Giving Compass' Take:

• Gregg Behr, writing for Southern California Grantmakers, discusses the critical reasons why an accurate count in the 2020 Census is essential for the future of educators, students, and entire communities. 

• How can donors communicate the importance of the 2020 Census out to their networks? What is already happening to ensure an accurate count?

• Here are the consequences of undercounting kids in the 2020 Census. 


Consider the census—perhaps the most reliable and least exciting of all civic events.
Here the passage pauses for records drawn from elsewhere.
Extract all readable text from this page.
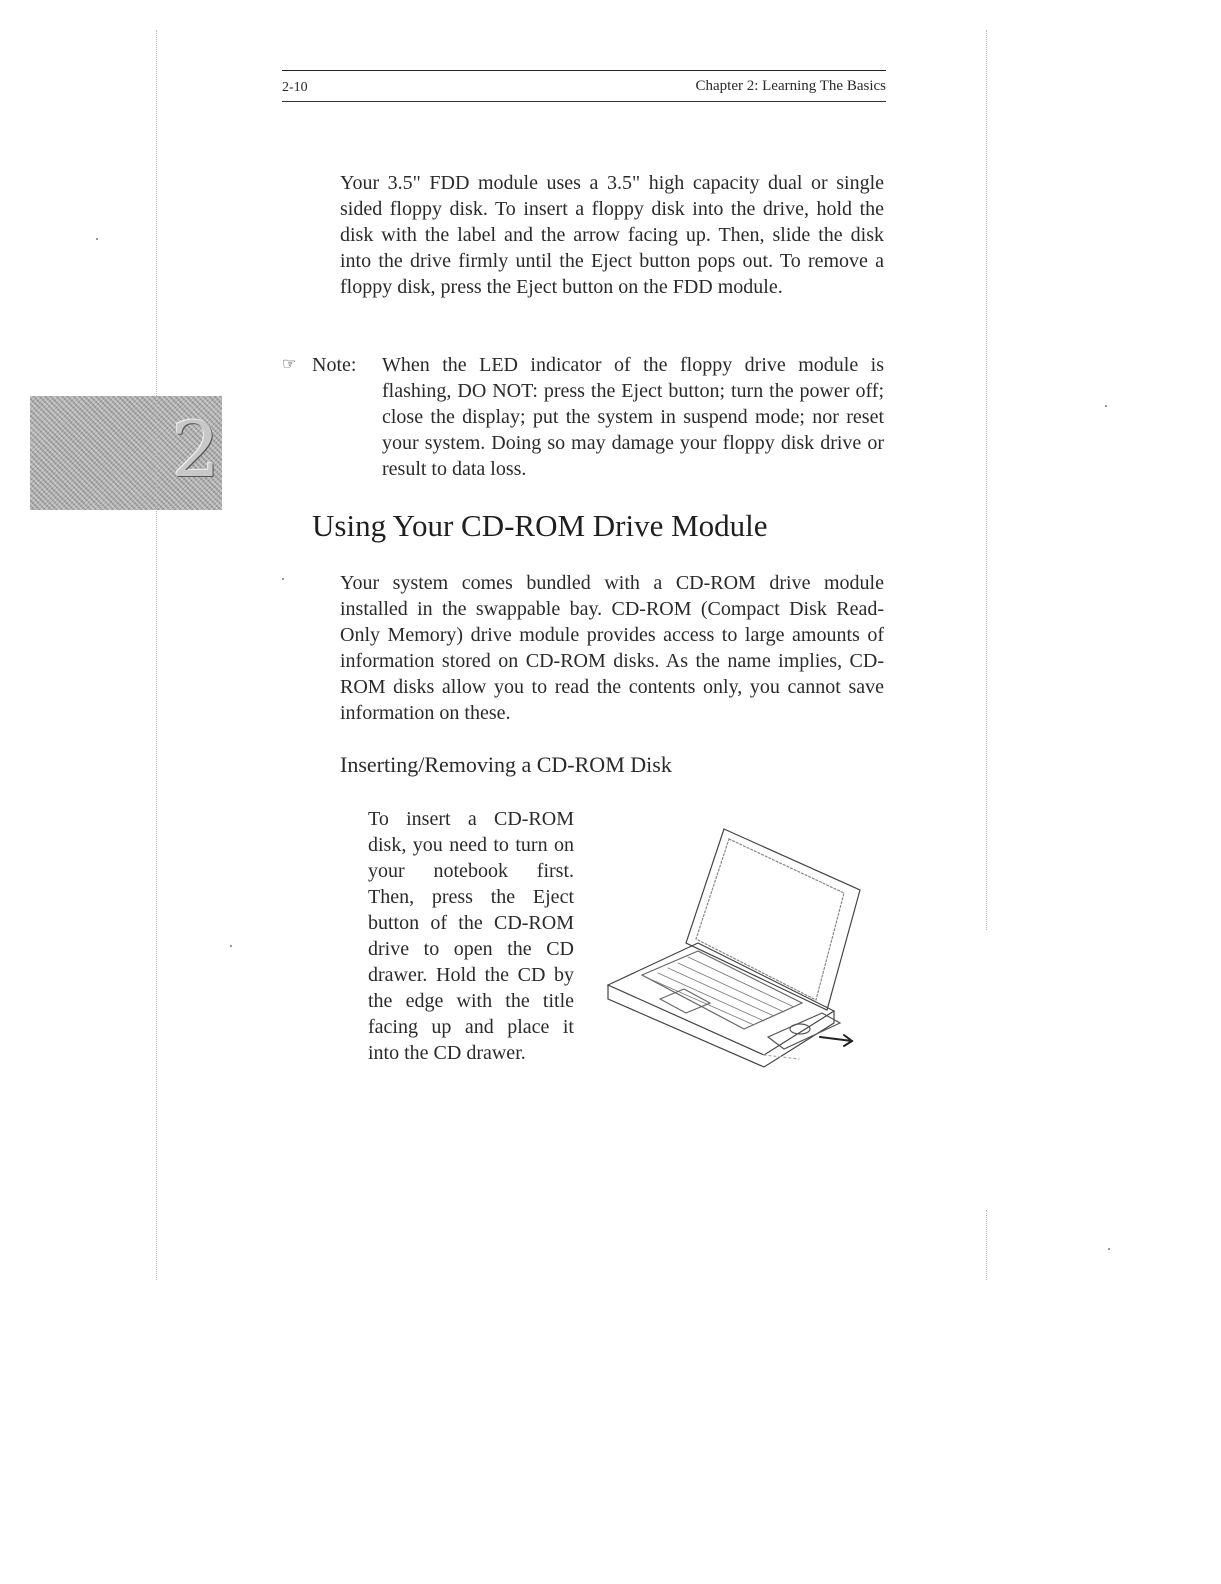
2-10	Chapter 2: Learning The Basics

Your 3.5" FDD module uses a 3.5" high capacity dual or single sided floppy disk. To insert a floppy disk into the drive, hold the disk with the label and the arrow facing up. Then, slide the disk into the drive firmly until the Eject button pops out. To remove a floppy disk, press the Eject button on the FDD module.

☞ Note: When the LED indicator of the floppy drive module is flashing, DO NOT: press the Eject button; turn the power off; close the display; put the system in suspend mode; nor reset your system. Doing so may damage your floppy disk drive or result to data loss.

2
Using Your CD-ROM Drive Module

Your system comes bundled with a CD-ROM drive module installed in the swappable bay. CD-ROM (Compact Disk Read-Only Memory) drive module provides access to large amounts of information stored on CD-ROM disks. As the name implies, CD-ROM disks allow you to read the contents only, you cannot save information on these.

Inserting/Removing a CD-ROM Disk

To insert a CD-ROM disk, you need to turn on your notebook first. Then, press the Eject button of the CD-ROM drive to open the CD drawer. Hold the CD by the edge with the title facing up and place it into the CD drawer.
In the United States, we've been counting our population every 10 years since 1790. In 2020, we'll do it again. Most of us know the principal function of the census: It tells us who lives where and apportions U.S. House seats.

The census directs hundreds of billions of federal dollars to hospitals, infrastructure projects, and education each year, exerting unparalleled influence on students, educators, and schools.

It affects students and educators in other ways, too—ways sometimes less direct but never less important. A community's share of Section 8 housing vouchers, heating assistance funding, and Supplemental Nutrition Assistance Program, or SNAP, benefits, for example, all depend on census data.

U.S. Commerce Secretary Wilbur Ross, whose department oversees the Census Bureau, says the bureau faces an "urgent" shortfall of more than $3 billion. Meanwhile, a hostile political environment threatens to curb participation and undercount whole communities.

Early focus groups conducted by the bureau have revealed deep-seated fears about how the 2020 census will be used.

The U.S. Justice Department's proposal to include a citizenship question on the 2020 census only compounds the problem. First reported in December, the proposal was swiftly condemned by lawmakers, census-watchers, and editorial boards around the country as an attempt to undermine the census.